Like many of you, we are feeling shock waves from the violence that has erupted in our community. When we learned that Daniel T. Prude’s death was ruled a homicide by the County Medical Examiner, we felt profound sorrow and distress. We grieve with the Prude family and extend our deepest condolences, as we join in the chorus of Rochester voices advocating for transparency, accountability, and justice.
For decades, Willow Domestic Violence Center has been deeply rooted in the Rochester community. As advocates for meaningful change, we sit at the intersection of criminal justice and social justice in our work to end domestic violence. We are deeply committed to nonviolence and a person-centered approach that runs deep in our work and our values, and we are worried for this vibrant community we call home.

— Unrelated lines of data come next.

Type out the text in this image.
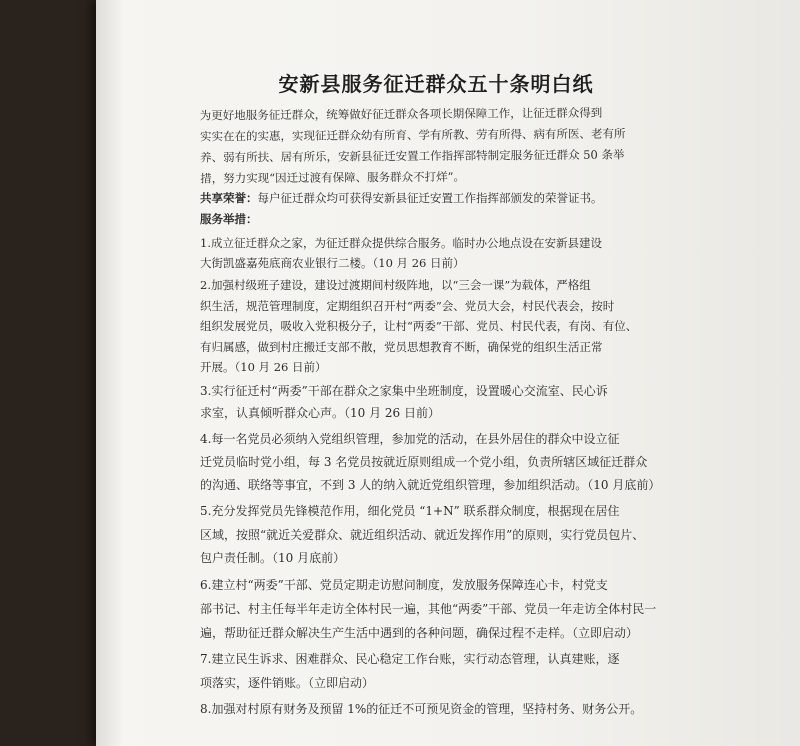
安新县服务征迁群众五十条明白纸
为更好地服务征迁群众，统筹做好征迁群众各项长期保障工作，让征迁群众得到
实实在在的实惠，实现征迁群众幼有所育、学有所教、劳有所得、病有所医、老有所
养、弱有所扶、居有所乐，安新县征迁安置工作指挥部特制定服务征迁群众 50 条举
措，努力实现“因迁过渡有保障、服务群众不打烊”。
共享荣誉：每户征迁群众均可获得安新县征迁安置工作指挥部颁发的荣誉证书。
服务举措：
1.成立征迁群众之家，为征迁群众提供综合服务。临时办公地点设在安新县建设
大街凯盛嘉苑底商农业银行二楼。（10 月 26 日前）
2.加强村级班子建设，建设过渡期间村级阵地，以“三会一课”为载体，严格组
织生活，规范管理制度，定期组织召开村“两委”会、党员大会，村民代表会，按时
组织发展党员，吸收入党积极分子，让村“两委”干部、党员、村民代表，有岗、有位、
有归属感，做到村庄搬迁支部不散，党员思想教育不断，确保党的组织生活正常
开展。（10 月 26 日前）
3.实行征迁村“两委”干部在群众之家集中坐班制度，设置暖心交流室、民心诉
求室，认真倾听群众心声。（10 月 26 日前）
4.每一名党员必须纳入党组织管理，参加党的活动，在县外居住的群众中设立征
迁党员临时党小组，每 3 名党员按就近原则组成一个党小组，负责所辖区域征迁群众
的沟通、联络等事宜，不到 3 人的纳入就近党组织管理，参加组织活动。（10 月底前）
5.充分发挥党员先锋模范作用，细化党员 “1+N” 联系群众制度，根据现在居住
区域，按照“就近关爱群众、就近组织活动、就近发挥作用”的原则，实行党员包片、
包户责任制。（10 月底前）
6.建立村“两委”干部、党员定期走访慰问制度，发放服务保障连心卡，村党支
部书记、村主任每半年走访全体村民一遍，其他“两委”干部、党员一年走访全体村民一
遍，帮助征迁群众解决生产生活中遇到的各种问题，确保过程不走样。（立即启动）
7.建立民生诉求、困难群众、民心稳定工作台账，实行动态管理，认真建账，逐
项落实，逐件销账。（立即启动）
8.加强对村原有财务及预留 1%的征迁不可预见资金的管理，坚持村务、财务公开。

Our advocates have fielded hotline calls from survivors in dangerous situations who are afraid to call 911. Everyone deserves to be safe. We all need to know, unequivocally, that our call to 911 in our time of need – whether a mental health crisis, a domestic violence incident or any reason at all – will be met with a compassionate response from officers who are sworn to serve and protect our community.
As an agency that partners closely with law enforcement against violence, we are actively working with police leadership to help ensure that everyone in our community feels safe to call 911. It is precisely because of our strong and continued partnerships with law enforcement that we stand against the use of excessive police force and in support of the truth that Black lives matter.
It is clear that as a community, we must improve our response to mental health needs. We feel strongly that our community can do better to eradicate violence from our daily lives by addressing the issues facing us directly, and through better collaboration and cooperation of the many public health, mental health, and safety organizations in our region.
What’s happening in our community and around the country at this moment is all connected. We are facing multiple pandemics simultaneously: coronavirus, unprecedented spikes in domestic violence, institutional and structural racism, and mental health and trauma at high levels. At Willow, we are no strangers to mental health crises, and we are committed to treating everyone with respect, dignity and care. Our staff members de-escalate tense situations on a regular basis. We see trauma every single day, and we fight to build resilience and healing in our community.
Today, we renew our commitment to nonviolence and anti-racism actions within our work at Willow and throughout our community. We will continue to champion initiatives that foster a community free from violence.
We must come together to root out racism in our lives, achieve equity and nurture a sense of belonging, dignity and respect for every member of our community.